Das Amtsgericht bemängelte die Werthaltigkeit des eingebrachten Rechtsträgers, dessen Eigenkapital nahezu verbraucht sei. Das geforderte Wertgutachten wurde von einer Steuerberatungsgesellschaft erstellt. Letztendlich hat das Amtsgericht die Anmeldung auf Erhöhung des Stammkapitals zurückgewiesen, da der übertragende Rechtsträger nicht werthaltig sei. An dieser Sicht änderte auch die Unternehmensbewertung nichts, da die Ermittlung des Vermögenswertes nicht schlüssig sei. Da die Kapitalerhöhung zum Zweck der Verschmelzung vorgenommen wurde und diese somit untrennbar verbunden seien, wurde auch die Verschmelzung zurückgewiesen.

Entscheidung | OLG Rostock 1 W 4/15

Die Eintragung wäre abzulehnen, wenn Sacheinlagen nicht unwesentlich überbewertet worden wären (§ 5a GmbHG i.V.m. § 9c Abs. 1 S. 2 GmbHG). Das Amtsgericht hat das Wertgutachten zu Recht angefordert, da der Bilanzverlust das buchmäßige Eigenkapital fast aufgezehrt hatte.

Für die Kapitaldeckung ist jedoch der wahre Wert des Vermögens der übertragenden Gesellschaft entscheidend. Der wahre Wert setzt sich grundsätzlich aus dem Ertragswert und dem nicht betriebsnotwendigen Vermögen zusammen.
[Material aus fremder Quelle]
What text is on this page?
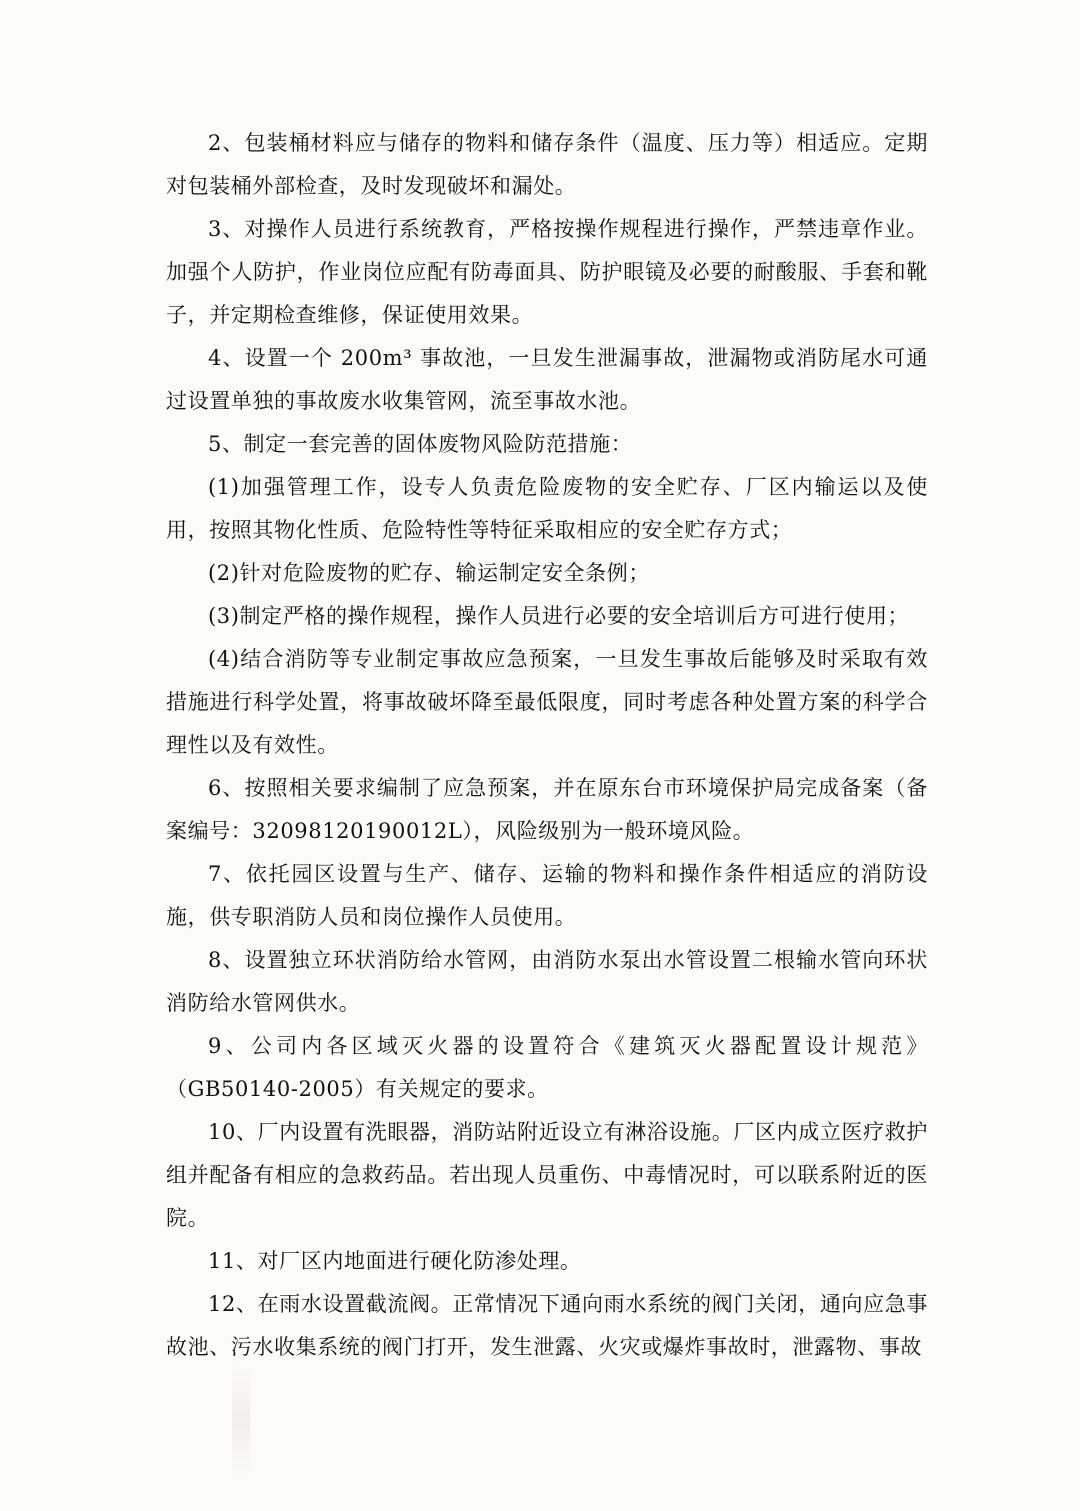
2、包装桶材料应与储存的物料和储存条件（温度、压力等）相适应。定期对包装桶外部检查，及时发现破坏和漏处。

3、对操作人员进行系统教育，严格按操作规程进行操作，严禁违章作业。加强个人防护，作业岗位应配有防毒面具、防护眼镜及必要的耐酸服、手套和靴子，并定期检查维修，保证使用效果。

4、设置一个 200m³ 事故池，一旦发生泄漏事故，泄漏物或消防尾水可通过设置单独的事故废水收集管网，流至事故水池。

5、制定一套完善的固体废物风险防范措施：

(1)加强管理工作，设专人负责危险废物的安全贮存、厂区内输运以及使用，按照其物化性质、危险特性等特征采取相应的安全贮存方式；

(2)针对危险废物的贮存、输运制定安全条例；

(3)制定严格的操作规程，操作人员进行必要的安全培训后方可进行使用；

(4)结合消防等专业制定事故应急预案，一旦发生事故后能够及时采取有效措施进行科学处置，将事故破坏降至最低限度，同时考虑各种处置方案的科学合理性以及有效性。

6、按照相关要求编制了应急预案，并在原东台市环境保护局完成备案（备案编号：32098120190012L），风险级别为一般环境风险。

7、依托园区设置与生产、储存、运输的物料和操作条件相适应的消防设施，供专职消防人员和岗位操作人员使用。

8、设置独立环状消防给水管网，由消防水泵出水管设置二根输水管向环状消防给水管网供水。

9、公司内各区域灭火器的设置符合《建筑灭火器配置设计规范》（GB50140-2005）有关规定的要求。

10、厂内设置有洗眼器，消防站附近设立有淋浴设施。厂区内成立医疗救护组并配备有相应的急救药品。若出现人员重伤、中毒情况时，可以联系附近的医院。

11、对厂区内地面进行硬化防渗处理。

12、在雨水设置截流阀。正常情况下通向雨水系统的阀门关闭，通向应急事故池、污水收集系统的阀门打开，发生泄露、火灾或爆炸事故时，泄露物、事故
Somit ist das Unternehmen nach der sog. modifizierten Ertragswertmethode zu bewerten.

Die von der Steuerberatungsgesellschaft, welche das Wertgutachten erstellte, genutzte Ermittlungsmethode (vereinfachtes Ertragswertverfahren) ist nicht zu beanstanden, da sie auch aussagekräftiger ist, als der in der Bilanz ausgewiesene Buchwert. Zudem ist nicht zu beanstanden, dass der in der Bilanz enthaltene Verlustvortrag im vereinfachten Ertragswertverfahren nicht wertmindernd berücksichtigt wurde.

Das Registergericht hat nun zu prüfen, ob die Verschmelzung auf dieser Grundlage eingetragen werden kann.

Praxishinweis | OLG Rostock 1 W 4/15

Für die Kapitalerhöhung im Rahmen einer Verschmelzung ist das Gebot der realen Kapitalaufbringung maßgeblich. Dabei darf der Gesamtnennbetrag der Kapitalerhöhung nicht den Wert des Vermögens des übertragenden Rechtsträgers übersteigen. Entscheidend für die Kapitaldeckung ist der wahre Wert des Vermögens des übertragenden Rechtsträgers. Unternehmen sind somit grundsätzlich nach der sog. modifizierten Ertragswertmethode und nicht nach ihrem Substanz- oder Buchwert zu bewerten.